REPUBLIKA.CO.ID, JAKARTA -- Asosiasi Kedelai Indonesia (Akindo) membantah kabar bahwa harga kacang kedelai impor mahal akibat praktik kartel maupun spekulasi dari importir. Direktur Eksekutif Akindo Yus'an menjelaskan, kebutuhan kacang kedelai sebesar 2,5 juta ton per tahun. Namun 70 sampai 80 persen kebutuhan kedelai Indonesia terpaksa diimpor dari impor dari Amerika Serikat (AS). Jadi, dia menambahkan, Indonesia mengimpor sekitar 1,8 juta ton per tahun.

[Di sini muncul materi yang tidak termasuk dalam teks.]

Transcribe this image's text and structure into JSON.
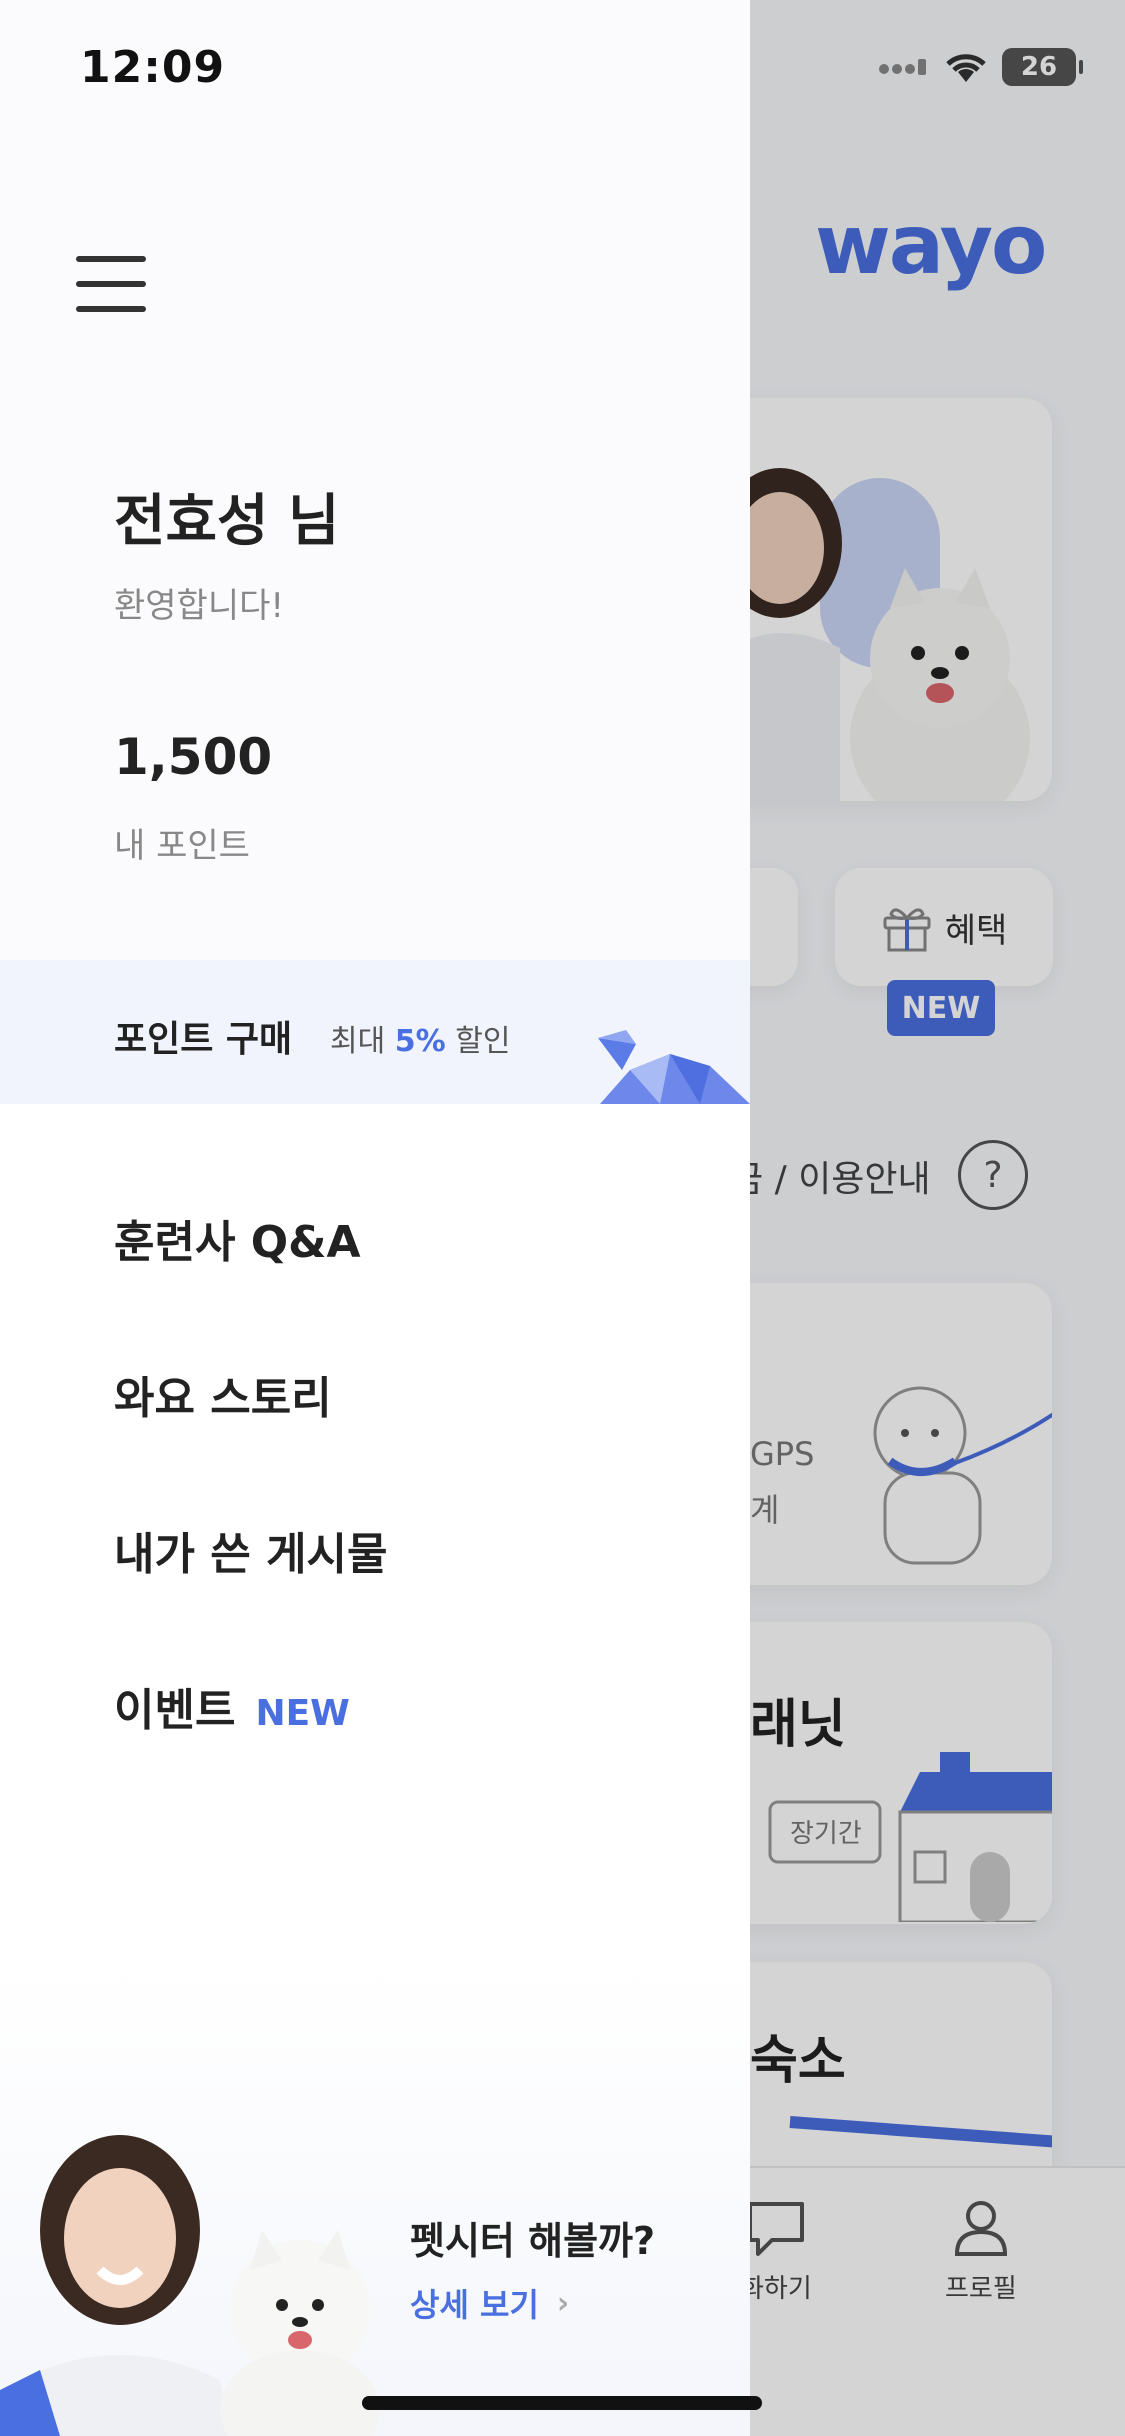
{
  "status_bar": {
    "time": "12:09",
    "battery": "26"
  },
  "background": {
    "logo": "wayo",
    "benefit_label": "혜택",
    "new_badge": "NEW",
    "guide_text": "금 / 이용안내",
    "help_symbol": "?",
    "gps_line1": "GPS",
    "gps_line2": "계",
    "planet_title": "래닛",
    "sign_text": "장기간",
    "stay_title": "숙소",
    "tabs": [
      {
        "label": "화하기",
        "icon": "chat-bubble-icon"
      },
      {
        "label": "프로필",
        "icon": "person-icon"
      }
    ]
  },
  "drawer": {
    "user_name": "전효성 님",
    "welcome": "환영합니다!",
    "points": "1,500",
    "points_label": "내 포인트",
    "buy": {
      "title": "포인트 구매",
      "prefix": "최대",
      "percent": "5%",
      "suffix": "할인"
    },
    "menu": [
      {
        "label": "훈련사 Q&A"
      },
      {
        "label": "와요 스토리"
      },
      {
        "label": "내가 쓴 게시물"
      },
      {
        "label": "이벤트",
        "badge": "NEW"
      }
    ],
    "promo": {
      "question": "펫시터 해볼까?",
      "link": "상세 보기"
    }
  },
  "colors": {
    "accent": "#4a6fe0",
    "text": "#222222",
    "muted": "#888888",
    "banner_bg": "#f1f4fc"
  }
}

“Para importir melakukan impor karena untuk mengisi kekosongan suplai kedelai akibat kemampuan produksi kedelai lokal yang terbatas,” ujarnya kepada wartawan saat diskusi mengenai dampak harga kacang kedelai akibat pelemahan rupiah di Jakarta, Kamis (5/9).

Lebih lanjut dia mengatakan, harga kedelai impor sebenarnya mengalami kenaikan akibat melemahnya nilai tukar rupiah terhadap dolar AS. Menguatnya nilai tukar dolar AS yang mencapai juga membuat pelemahan terhadap mata uang negara-negara lain. “Sehingga pelemahan kurs rupiah ini bukan hanya berdampak pada harga kedelai impor. Tetapi juga menyebabkan kenaikan harga semua barang atau bahan-bahan impor seperti elektronik, otomotif, jagung, hingga gandum,” ucapnya.

Untuk itu, pihaknya yang beranggotakan 15 perusahaan importir kedelai itu merasa keberatan mengenai kabar yang beredar bahwa harga kedelai yang naik sekarang ini akibat praktik kartel maupun spekulasi yang dilakukan oleh importir. Dia mencontohkan, isu adanya praktik kartel sudah terjadi sejak tahun lalu. Tahun lalu Indonesia kekurangan suplai kedelai akibat kekeringan yang terjadi di AS dan Brasil. “Komisi Pengawas Persaingan Usaha (KPPU) juga sudah melakukan penelitian, ternyata isu kartel itu tidak  ada,” tuturnya.

Dia menegaskan, terdepresiasinya rupiah bukan sengaja dilakukan, melainkan memang diluar kuasa kemampuan importir kedelai. “Bahkan negara saja tidak bisa menghadapi pelemahan kurs rupiah ini,” ucapnya.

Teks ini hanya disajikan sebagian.